How Exercise May Affect Your Immunity

Does exercise help or hinder our bodies’ ability to fight off infections? It depends.

In the context of the novel coronavirus outbreak, that question has gained urgency and also, thanks to recent research, emergent answers. The latest science suggests that being fit boosts our immune systems, and that even a single workout can amplify and improve our ability to fight off germs.

But some studies also indicate that the types and amount of exercise may influence how exercise affects our immune responses. More is not necessarily better. And the location of the exercise could matter, too; cue recent findings about the germiness of gyms.

What follows is an overview of the state of today’s science about how and why exercise interacts with our immune systems and whether we should plan to remain active, even as the incidence of new virus cases continues to grow.

Many of us who exercise have heard from well-meaning friends, spouses or parents that strenuous exercise will tamp down our immune systems, opening us to pathogens and illness. That notion gained credence in the late 1980s, the result of studies showing that “marathon running increased the incidence of infection symptoms among runners in the days and weeks after the race,” says John Campbell, a professor of health science at the University of Bath in England and co-author of an influential 2018 review of exercise and immunity.

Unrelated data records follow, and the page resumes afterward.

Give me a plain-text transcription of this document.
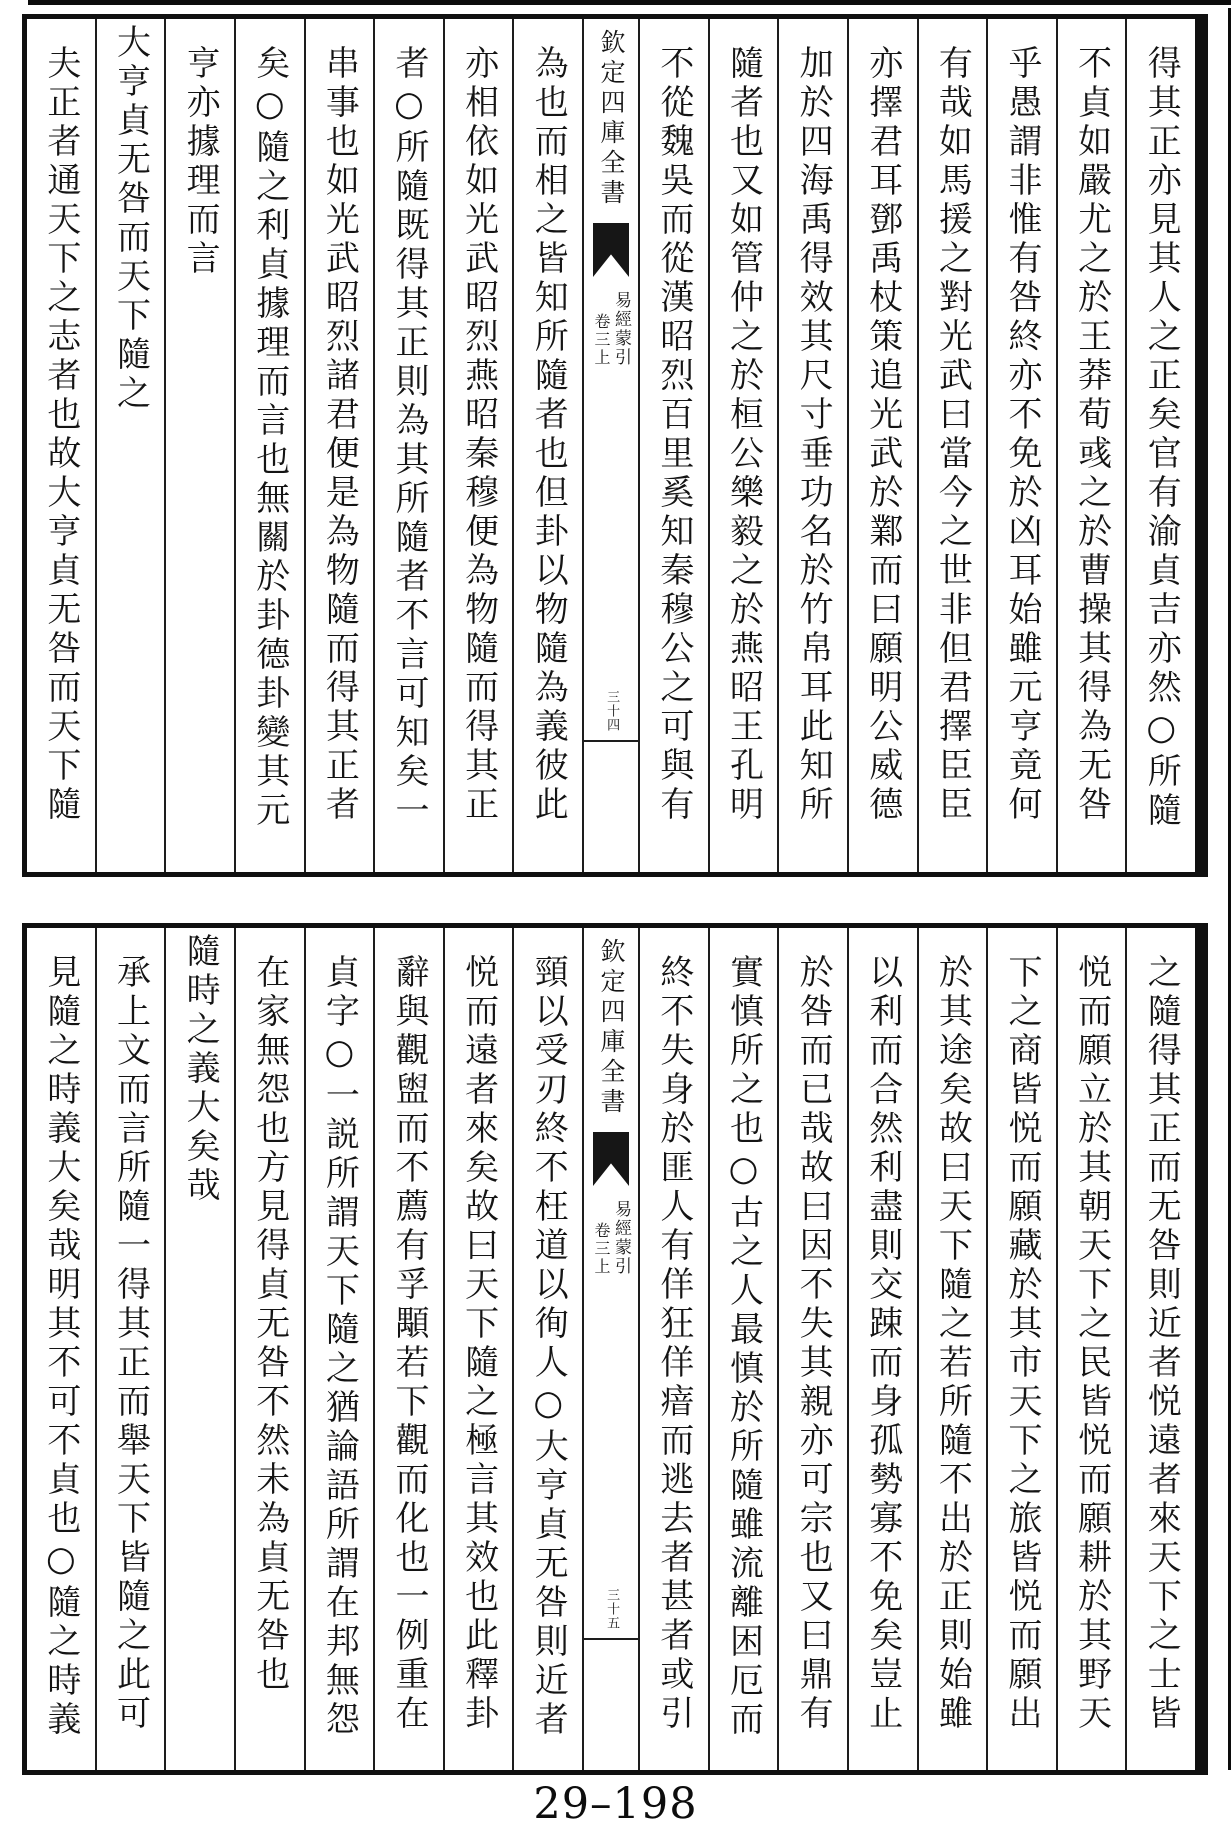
得其正亦見其人之正矣官有渝貞吉亦然○所隨
不貞如嚴尤之於王莽荀彧之於曹操其得為无咎
乎愚謂非惟有咎終亦不免於凶耳始雖元亨竟何
有哉如馬援之對光武曰當今之世非但君擇臣臣
亦擇君耳鄧禹杖策追光武於鄴而曰願明公威德
加於四海禹得效其尺寸垂功名於竹帛耳此知所
隨者也又如管仲之於桓公樂毅之於燕昭王孔明
不從魏吳而從漢昭烈百里奚知秦穆公之可與有
欽定四庫全書
易經蒙引
卷三上
三十四
為也而相之皆知所隨者也但卦以物隨為義彼此
亦相依如光武昭烈燕昭秦穆便為物隨而得其正
者○所隨既得其正則為其所隨者不言可知矣一
串事也如光武昭烈諸君便是為物隨而得其正者
矣○隨之利貞據理而言也無關於卦德卦變其元
亨亦據理而言
大亨貞无咎而天下隨之
夫正者通天下之志者也故大亨貞无咎而天下隨
之隨得其正而无咎則近者悦遠者來天下之士皆
悦而願立於其朝天下之民皆悦而願耕於其野天
下之商皆悦而願藏於其市天下之旅皆悦而願出
於其途矣故曰天下隨之若所隨不出於正則始雖
以利而合然利盡則交踈而身孤勢寡不免矣豈止
於咎而已哉故曰因不失其親亦可宗也又曰鼎有
實慎所之也○古之人最慎於所隨雖流離困厄而
終不失身於匪人有佯狂佯瘖而逃去者甚者或引
欽定四庫全書
易經蒙引
卷三上
三十五
頸以受刃終不枉道以徇人○大亨貞无咎則近者
悦而遠者來矣故曰天下隨之極言其效也此釋卦
辭與觀盥而不薦有孚顒若下觀而化也一例重在
貞字○一説所謂天下隨之猶論語所謂在邦無怨
在家無怨也方見得貞无咎不然未為貞无咎也
隨時之義大矣哉
承上文而言所隨一得其正而舉天下皆隨之此可
見隨之時義大矣哉明其不可不貞也○隨之時義
29–198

But those studies subsequently turned out to have relied too heavily on self-diagnoses from the runners about their sniffles. In experiments using laboratory testing of marathoners after races, few proved to have actual respiratory infections. Instead, most had developed airway irritations or other non-infectious conditions.

Follow-up studies then established that marathon runners and other competitive, endurance athletes tended, in fact, to report few annual sick days, indicating that their immune systems were not over-burdened by exercise but bolstered.